Ada limón , lucky wreck
Publisher: Autumn House Press
2006, 88 pages, paperback, $14.95
ada limón’s first collection of poems, lucky wreck, creates a world where one can solve “the problem of the wind / with an orange.” In stating this, limón’s poems become a series of problems and solutions, that is, “peelings.” Limón’s speaker introduces this idea of ‘peeling’ in the poem “First Lunch with Relative Stranger Mister You” when she says, “What to do with the problem of the orange? / Let me tell you something Mister, / you’ve got to peel it.”
The book consists of four sections, and in the first section, the speaker introduces a complex continuum of desire and violence. “My fist is like a kiss. / I want a shirt that says, Kiss Me or I’ll Cut You. / I want to start every sentence with, / Let me tell you something, Mister.” Other poems, such as “The Lost Glove,” place an overt emphasis on the unnamed “you.” The speaker says, “Do not forget what I accuse you of, saying / do not forget that You are the you in this poem.”
The second section continues to evoke desire and violence, but the themes are more closely intertwined. “The Circus Folk Find Fault in Their Own Humanness” includes the lines, “Still, our finest failure, / our human parts uncovered and / raw like a tiger wound / we cannot find a reason to touch one another / without a gasping audience in the room.” Yet in “All Kinds of Shipwrecks,” subtle shift transpires when the speaker says, “[W]hat would I rather be: / the diver, or O lucky wreck to have been found?” Violence and desire remain, but they transition into the more personal tone of the third section.

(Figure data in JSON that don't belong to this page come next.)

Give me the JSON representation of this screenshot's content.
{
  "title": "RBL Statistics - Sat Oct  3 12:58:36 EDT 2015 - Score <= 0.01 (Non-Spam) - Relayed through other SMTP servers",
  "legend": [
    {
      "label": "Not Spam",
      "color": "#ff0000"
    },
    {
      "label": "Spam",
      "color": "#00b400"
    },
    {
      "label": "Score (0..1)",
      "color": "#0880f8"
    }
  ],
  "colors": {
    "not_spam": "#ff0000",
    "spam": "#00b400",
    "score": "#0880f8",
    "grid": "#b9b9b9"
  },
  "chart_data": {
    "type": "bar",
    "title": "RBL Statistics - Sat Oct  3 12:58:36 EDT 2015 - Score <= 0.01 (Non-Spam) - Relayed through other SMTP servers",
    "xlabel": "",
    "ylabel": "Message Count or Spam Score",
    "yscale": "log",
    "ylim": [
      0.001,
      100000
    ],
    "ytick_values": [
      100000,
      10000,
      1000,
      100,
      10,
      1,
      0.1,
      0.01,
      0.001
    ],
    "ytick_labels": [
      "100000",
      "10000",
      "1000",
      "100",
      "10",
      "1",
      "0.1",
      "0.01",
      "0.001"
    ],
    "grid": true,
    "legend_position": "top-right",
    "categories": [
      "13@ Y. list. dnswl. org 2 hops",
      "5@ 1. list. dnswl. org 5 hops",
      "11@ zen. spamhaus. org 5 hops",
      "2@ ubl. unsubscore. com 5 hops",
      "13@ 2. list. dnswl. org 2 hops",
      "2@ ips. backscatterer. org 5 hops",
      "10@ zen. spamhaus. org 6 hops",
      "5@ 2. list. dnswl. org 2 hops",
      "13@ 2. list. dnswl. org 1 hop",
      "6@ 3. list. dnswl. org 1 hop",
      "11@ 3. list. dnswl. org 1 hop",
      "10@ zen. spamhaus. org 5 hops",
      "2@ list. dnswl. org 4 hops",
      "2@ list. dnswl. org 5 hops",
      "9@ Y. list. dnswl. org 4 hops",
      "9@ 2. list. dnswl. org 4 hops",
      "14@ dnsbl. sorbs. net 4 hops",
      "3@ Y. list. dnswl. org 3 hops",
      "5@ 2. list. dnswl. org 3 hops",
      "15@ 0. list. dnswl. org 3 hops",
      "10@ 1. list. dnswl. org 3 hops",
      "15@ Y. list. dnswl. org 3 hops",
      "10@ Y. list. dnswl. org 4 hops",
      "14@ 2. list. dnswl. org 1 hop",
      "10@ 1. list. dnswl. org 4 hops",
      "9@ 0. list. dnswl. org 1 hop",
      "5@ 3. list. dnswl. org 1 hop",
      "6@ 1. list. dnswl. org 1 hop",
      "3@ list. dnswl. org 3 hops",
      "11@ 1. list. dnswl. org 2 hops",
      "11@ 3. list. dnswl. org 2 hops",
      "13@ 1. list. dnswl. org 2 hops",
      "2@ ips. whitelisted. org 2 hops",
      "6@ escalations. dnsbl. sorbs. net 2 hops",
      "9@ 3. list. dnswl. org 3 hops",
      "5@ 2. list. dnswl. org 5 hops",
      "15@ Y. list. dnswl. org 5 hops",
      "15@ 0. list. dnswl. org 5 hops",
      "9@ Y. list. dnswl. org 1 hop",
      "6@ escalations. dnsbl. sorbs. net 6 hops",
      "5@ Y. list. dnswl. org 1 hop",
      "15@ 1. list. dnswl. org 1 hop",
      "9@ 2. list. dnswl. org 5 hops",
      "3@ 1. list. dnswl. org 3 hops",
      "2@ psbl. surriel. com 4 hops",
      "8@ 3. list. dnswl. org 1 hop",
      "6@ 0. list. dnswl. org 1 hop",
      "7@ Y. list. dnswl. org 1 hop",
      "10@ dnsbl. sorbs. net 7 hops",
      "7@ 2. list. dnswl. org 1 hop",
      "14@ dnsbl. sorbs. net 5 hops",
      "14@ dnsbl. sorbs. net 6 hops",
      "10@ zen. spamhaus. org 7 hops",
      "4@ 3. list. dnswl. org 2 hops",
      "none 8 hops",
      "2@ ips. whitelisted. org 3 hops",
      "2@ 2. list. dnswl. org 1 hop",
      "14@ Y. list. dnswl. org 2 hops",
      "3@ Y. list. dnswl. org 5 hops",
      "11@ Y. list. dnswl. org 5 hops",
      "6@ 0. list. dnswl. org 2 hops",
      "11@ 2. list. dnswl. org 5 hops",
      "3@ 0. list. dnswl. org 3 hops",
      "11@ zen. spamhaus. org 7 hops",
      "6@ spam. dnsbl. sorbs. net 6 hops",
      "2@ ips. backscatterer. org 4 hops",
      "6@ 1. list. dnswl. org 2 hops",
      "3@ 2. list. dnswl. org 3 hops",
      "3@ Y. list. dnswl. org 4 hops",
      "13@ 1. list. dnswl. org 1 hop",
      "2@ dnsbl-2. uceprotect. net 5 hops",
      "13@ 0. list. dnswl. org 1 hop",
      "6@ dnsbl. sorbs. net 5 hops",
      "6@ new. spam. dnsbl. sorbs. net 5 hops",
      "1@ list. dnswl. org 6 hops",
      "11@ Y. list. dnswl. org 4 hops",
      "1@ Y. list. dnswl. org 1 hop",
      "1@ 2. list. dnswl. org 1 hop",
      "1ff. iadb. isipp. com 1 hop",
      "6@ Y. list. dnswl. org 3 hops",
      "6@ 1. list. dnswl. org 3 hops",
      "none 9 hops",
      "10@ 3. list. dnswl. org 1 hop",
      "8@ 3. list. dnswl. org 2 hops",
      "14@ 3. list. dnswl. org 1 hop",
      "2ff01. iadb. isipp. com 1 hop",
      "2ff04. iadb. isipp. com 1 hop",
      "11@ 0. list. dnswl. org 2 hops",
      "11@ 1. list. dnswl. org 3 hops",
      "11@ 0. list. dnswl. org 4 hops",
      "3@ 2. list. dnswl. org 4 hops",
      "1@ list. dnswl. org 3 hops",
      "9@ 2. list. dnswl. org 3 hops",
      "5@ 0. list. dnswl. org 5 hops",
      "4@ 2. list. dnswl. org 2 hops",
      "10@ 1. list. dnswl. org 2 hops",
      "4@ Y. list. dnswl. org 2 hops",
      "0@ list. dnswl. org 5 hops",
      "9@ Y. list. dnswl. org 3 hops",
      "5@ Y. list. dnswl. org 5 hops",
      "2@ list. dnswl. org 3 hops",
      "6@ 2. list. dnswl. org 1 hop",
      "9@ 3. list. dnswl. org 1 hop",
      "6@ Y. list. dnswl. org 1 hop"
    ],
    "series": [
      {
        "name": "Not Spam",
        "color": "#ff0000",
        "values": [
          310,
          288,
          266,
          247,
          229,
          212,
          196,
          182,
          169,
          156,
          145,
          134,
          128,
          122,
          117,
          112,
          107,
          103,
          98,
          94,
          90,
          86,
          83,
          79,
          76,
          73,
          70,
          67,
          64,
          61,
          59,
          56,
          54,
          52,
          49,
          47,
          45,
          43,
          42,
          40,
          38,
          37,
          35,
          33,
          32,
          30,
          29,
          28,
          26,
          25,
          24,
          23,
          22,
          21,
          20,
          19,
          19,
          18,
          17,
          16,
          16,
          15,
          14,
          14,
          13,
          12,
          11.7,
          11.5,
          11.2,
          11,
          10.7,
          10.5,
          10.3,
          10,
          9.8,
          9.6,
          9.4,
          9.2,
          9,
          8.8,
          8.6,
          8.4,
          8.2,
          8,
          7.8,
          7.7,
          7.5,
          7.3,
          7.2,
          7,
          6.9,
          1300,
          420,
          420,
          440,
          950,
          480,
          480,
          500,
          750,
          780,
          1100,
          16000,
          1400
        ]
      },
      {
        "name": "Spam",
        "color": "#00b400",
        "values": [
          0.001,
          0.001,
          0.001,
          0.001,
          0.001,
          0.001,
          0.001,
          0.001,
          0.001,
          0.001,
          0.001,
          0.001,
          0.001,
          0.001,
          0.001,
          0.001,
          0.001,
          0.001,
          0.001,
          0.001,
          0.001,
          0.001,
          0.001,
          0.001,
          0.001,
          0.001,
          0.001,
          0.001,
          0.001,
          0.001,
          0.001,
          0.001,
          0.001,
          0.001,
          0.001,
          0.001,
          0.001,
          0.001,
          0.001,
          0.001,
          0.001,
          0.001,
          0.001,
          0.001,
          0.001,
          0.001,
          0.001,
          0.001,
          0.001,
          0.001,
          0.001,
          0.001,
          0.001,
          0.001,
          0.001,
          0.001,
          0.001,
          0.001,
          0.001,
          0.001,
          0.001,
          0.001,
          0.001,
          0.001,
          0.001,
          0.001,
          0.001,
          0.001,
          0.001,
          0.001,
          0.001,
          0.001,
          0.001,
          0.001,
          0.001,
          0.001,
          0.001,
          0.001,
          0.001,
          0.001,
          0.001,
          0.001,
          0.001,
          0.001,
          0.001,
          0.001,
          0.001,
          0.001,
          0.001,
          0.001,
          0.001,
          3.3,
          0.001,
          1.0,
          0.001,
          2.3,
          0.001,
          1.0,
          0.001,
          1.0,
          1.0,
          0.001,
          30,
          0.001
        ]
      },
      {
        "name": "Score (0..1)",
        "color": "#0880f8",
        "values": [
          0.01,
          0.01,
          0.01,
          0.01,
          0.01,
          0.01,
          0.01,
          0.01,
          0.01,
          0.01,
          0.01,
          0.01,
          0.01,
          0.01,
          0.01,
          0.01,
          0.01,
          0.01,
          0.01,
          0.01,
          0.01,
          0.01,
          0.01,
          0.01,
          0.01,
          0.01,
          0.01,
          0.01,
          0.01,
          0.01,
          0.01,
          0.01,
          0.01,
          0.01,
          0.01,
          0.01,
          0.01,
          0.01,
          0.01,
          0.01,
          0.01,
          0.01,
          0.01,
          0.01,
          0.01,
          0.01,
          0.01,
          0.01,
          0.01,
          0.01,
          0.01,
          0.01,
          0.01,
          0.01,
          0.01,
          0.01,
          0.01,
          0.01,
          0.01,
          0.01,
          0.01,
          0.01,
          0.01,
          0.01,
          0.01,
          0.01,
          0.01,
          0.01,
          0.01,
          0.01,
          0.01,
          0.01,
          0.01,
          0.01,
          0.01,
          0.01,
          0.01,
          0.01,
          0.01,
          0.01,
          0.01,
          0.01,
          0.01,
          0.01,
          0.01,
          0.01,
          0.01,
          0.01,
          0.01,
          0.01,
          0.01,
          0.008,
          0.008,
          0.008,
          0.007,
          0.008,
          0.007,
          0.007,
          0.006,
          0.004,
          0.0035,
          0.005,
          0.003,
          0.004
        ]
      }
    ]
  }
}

In contrast to the other sections, “The Spider Web,” is the only one to use a distinguishable form, a crown of sonnets, and a more personal tone is affected through the introduction of a more intimate and domestic setting. Themes such as imprisonment and freedom introduced. While earlier poems have alluded to these themes, “The Spider Web” is especially interested in them. Yet the speaker is ambiguous about her desire for freedom. If I had my choice, I’d have a boat of my own, / The sails would be my skin, the bow my bones…I’d fly the flag and name her, Unmanned Woman.” The irony and ambiguity, of course, result from the speaker’s claim that she does not have a “choice.”
The fourth section emphasizes the desire for movement and freedom. In “The Lessing Table,” everything – the table, the silverware, and even the conversation – becomes miniscule until the only possible action is to “pass” a note that says, “Make the train wheels lock. / Make the mobile stop. / Do something, do something.” However, it is the final poem, “Thirteen Feral Cats,” that creates a whole from the individual “parts” of the collection. In doing so, lucky wreck progresses from desire, violence, and ambiguity, to an acceptance and even a praise of “the walls / and all the parts of us they manage to hold so dearly.”